Additionally, in multijunction solar cells some photogeneration layers—defined here as layers in which charge carriers are photogenerated and can be collected, including in a useful manner—have low absorptance due to other design constraints in the solar cell. It is desirable to increase photogeneration in these weakly absorbing structures, and thereby increase current density of the subcell and multijunction cell.
Past approaches to increasing photogenerated current density include increasing the thickness of current generating regions for which there is insufficient light absorption above the bandgap. However, in many cases, absorption of light by the solar cell with photon energy above the solar cell bandgap is nearly complete, so increasing the thickness has little effect on the current, or can cause the current to decrease due to poorer collection of photogenerated charge carriers from thicker solar cell layers. Another approach has been to lower the bandgap of the semiconductors used to form the current generating regions of a solar cell. However, this approach also lowers the solar cell voltage. In addition, lowering the bandgap by changing the semiconductor composition often changes the crystal lattice constant, creating a greater lattice mismatch with other layers in the solar cell, which can lead to a higher density of harmful dislocations in the lattice-mismatched subcell.

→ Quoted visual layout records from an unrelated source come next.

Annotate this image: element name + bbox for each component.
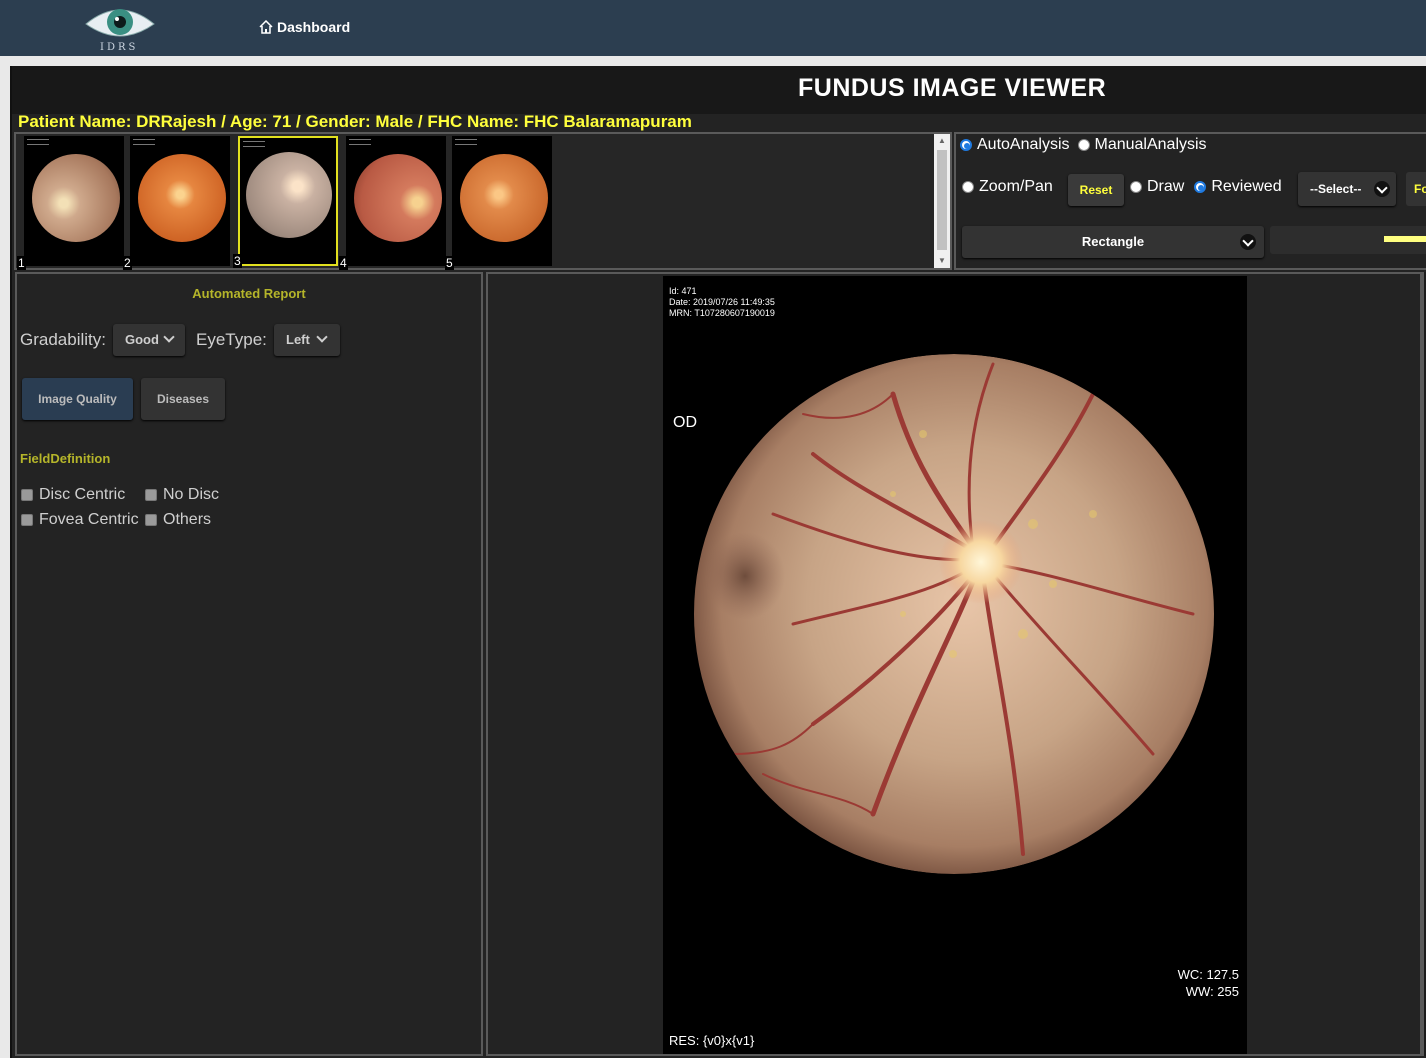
select-value: --Select--	[1310, 182, 1362, 196]
disc-centric-checkbox[interactable]: Disc Centric	[21, 486, 125, 504]
thumbnail-retina	[32, 154, 120, 242]
dashboard-link[interactable]: Dashboard	[259, 19, 350, 35]
patient-info: Patient Name: DRRajesh / Age: 71 / Gende…	[18, 112, 692, 131]
no-disc-checkbox[interactable]: No Disc	[145, 486, 219, 504]
chevron-down-icon	[316, 331, 328, 343]
line-color-picker[interactable]	[1270, 226, 1426, 254]
thumbnail-number: 5	[445, 256, 454, 270]
zoom-pan-option[interactable]: Zoom/Pan	[962, 178, 1053, 196]
auto-analysis-label: AutoAnalysis	[977, 136, 1070, 153]
checkbox-icon[interactable]	[21, 514, 33, 526]
thumbnail-meta-icon	[243, 141, 265, 147]
eyetype-value: Left	[286, 332, 310, 347]
report-title: Automated Report	[192, 286, 306, 301]
eye-label: OD	[673, 414, 697, 431]
thumbnail-2[interactable]: 2	[123, 136, 230, 270]
thumbnail-retina	[460, 154, 548, 242]
draw-option[interactable]: Draw Reviewed	[1130, 178, 1282, 196]
radio-checked-icon[interactable]	[1194, 181, 1207, 193]
dashboard-label: Dashboard	[277, 19, 351, 35]
image-panel: Id: 471 Date: 2019/07/26 11:49:35 MRN: T…	[486, 272, 1422, 1056]
scroll-down-icon[interactable]: ▼	[934, 254, 950, 268]
scroll-thumb[interactable]	[937, 150, 947, 250]
checkbox-icon[interactable]	[145, 489, 157, 501]
thumbnail-1[interactable]: 1	[17, 136, 124, 270]
checkbox-label: No Disc	[163, 486, 220, 503]
top-navbar: IDRS Dashboard	[0, 0, 1426, 56]
window-level-readout: WC: 127.5 WW: 255	[1178, 966, 1239, 1000]
gradability-label: Gradability:	[20, 330, 106, 349]
eyetype-select[interactable]: Left	[274, 324, 340, 356]
home-icon	[259, 20, 273, 34]
thumbnail-scrollbar[interactable]: ▲ ▼	[934, 134, 950, 268]
radio-checked-icon[interactable]	[960, 139, 972, 151]
others-checkbox[interactable]: Others	[145, 511, 211, 529]
fundus-image-canvas[interactable]: Id: 471 Date: 2019/07/26 11:49:35 MRN: T…	[663, 276, 1247, 1054]
manual-analysis-label: ManualAnalysis	[1094, 136, 1207, 153]
analysis-controls: AutoAnalysis ManualAnalysis Zoom/Pan Res…	[954, 132, 1426, 270]
shape-value: Rectangle	[1081, 234, 1145, 249]
thumbnail-retina	[246, 152, 332, 238]
field-definition-title: FieldDefinition	[20, 451, 111, 466]
thumbnail-meta-icon	[455, 139, 477, 145]
thumbnail-retina	[354, 154, 442, 242]
draw-label: Draw	[1147, 178, 1185, 195]
checkbox-icon[interactable]	[21, 489, 33, 501]
thumbnail-number: 2	[123, 256, 132, 270]
right-panel-edge	[1422, 272, 1426, 1056]
fundus-viewer: FUNDUS IMAGE VIEWER Patient Name: DRRaje…	[10, 66, 1426, 1058]
reset-button[interactable]: Reset	[1068, 174, 1124, 206]
tab-diseases[interactable]: Diseases	[141, 378, 225, 420]
image-date: Date: 2019/07/26 11:49:35	[669, 297, 775, 307]
scroll-up-icon[interactable]: ▲	[934, 134, 950, 148]
thumbnail-meta-icon	[133, 139, 155, 145]
resolution-readout: RES: {v0}x{v1}	[669, 1033, 755, 1048]
checkbox-label: Disc Centric	[39, 486, 126, 503]
gradability-value: Good	[125, 332, 159, 347]
title-bar: FUNDUS IMAGE VIEWER	[12, 66, 1426, 114]
report-panel: Automated Report Gradability: Good EyeTy…	[15, 272, 483, 1056]
radio-icon[interactable]	[962, 181, 974, 193]
wc-value: WC: 127.5	[1177, 967, 1239, 982]
logo-text: IDRS	[100, 42, 139, 53]
page-title: FUNDUS IMAGE VIEWER	[798, 74, 1107, 102]
thumbnail-number: 1	[17, 256, 26, 270]
line-color-swatch	[1384, 236, 1426, 242]
thumbnail-retina	[138, 154, 226, 242]
auto-analysis-option[interactable]: AutoAnalysis ManualAnalysis	[960, 136, 1207, 154]
thumbnail-3[interactable]: 3	[233, 136, 338, 268]
select-dropdown[interactable]: --Select--	[1298, 172, 1396, 206]
thumbnail-number: 3	[233, 254, 242, 268]
chevron-down-icon	[1374, 181, 1390, 197]
zoom-pan-label: Zoom/Pan	[979, 178, 1053, 195]
fovea-centric-checkbox[interactable]: Fovea Centric	[21, 511, 139, 529]
thumbnail-meta-icon	[349, 139, 371, 145]
checkbox-label: Fovea Centric	[39, 511, 139, 528]
chevron-down-icon	[1240, 234, 1256, 250]
image-metadata: Id: 471 Date: 2019/07/26 11:49:35 MRN: T…	[669, 286, 775, 319]
radio-icon[interactable]	[1130, 181, 1142, 193]
thumbnail-meta-icon	[27, 139, 49, 145]
radio-icon[interactable]	[1077, 139, 1090, 151]
ww-value: WW: 255	[1185, 984, 1239, 999]
reviewed-label: Reviewed	[1211, 178, 1282, 195]
thumbnail-strip: 1 2 3 4 5 ▲ ▼	[14, 132, 952, 270]
thumbnail-5[interactable]: 5	[445, 136, 552, 270]
chevron-down-icon	[163, 331, 175, 343]
image-id: Id: 471	[669, 286, 697, 296]
checkbox-label: Others	[163, 511, 212, 528]
eyetype-label: EyeType:	[196, 330, 267, 349]
thumbnail-number: 4	[339, 256, 348, 270]
thumbnail-4[interactable]: 4	[339, 136, 446, 270]
fo-button[interactable]: Fo	[1406, 172, 1426, 206]
shape-dropdown[interactable]: Rectangle	[962, 226, 1264, 258]
tab-image-quality[interactable]: Image Quality	[22, 378, 133, 420]
image-mrn: MRN: T107280607190019	[669, 308, 775, 318]
gradability-select[interactable]: Good	[113, 324, 185, 356]
fundus-image	[694, 354, 1214, 874]
checkbox-icon[interactable]	[145, 514, 157, 526]
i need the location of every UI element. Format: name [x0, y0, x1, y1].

There exists a need for solar cells and other optoelectronic devices having 1) semiconductor layers that photogenerate a greater quantity of charge carriers; 2) semiconductor layers that facilitate collection of photogenerated minority charge carriers in the solar cell to form useful current density; 3) a more nearly optimum combination of subcell bandgaps and subcell wavelength response ranges in multijunction devices for better energy conversion efficiency; and 4) device structures that increase the photogeneration in and usefully collected current from weakly absorbing or incompletely absorbing photogeneration layers in the solar cell.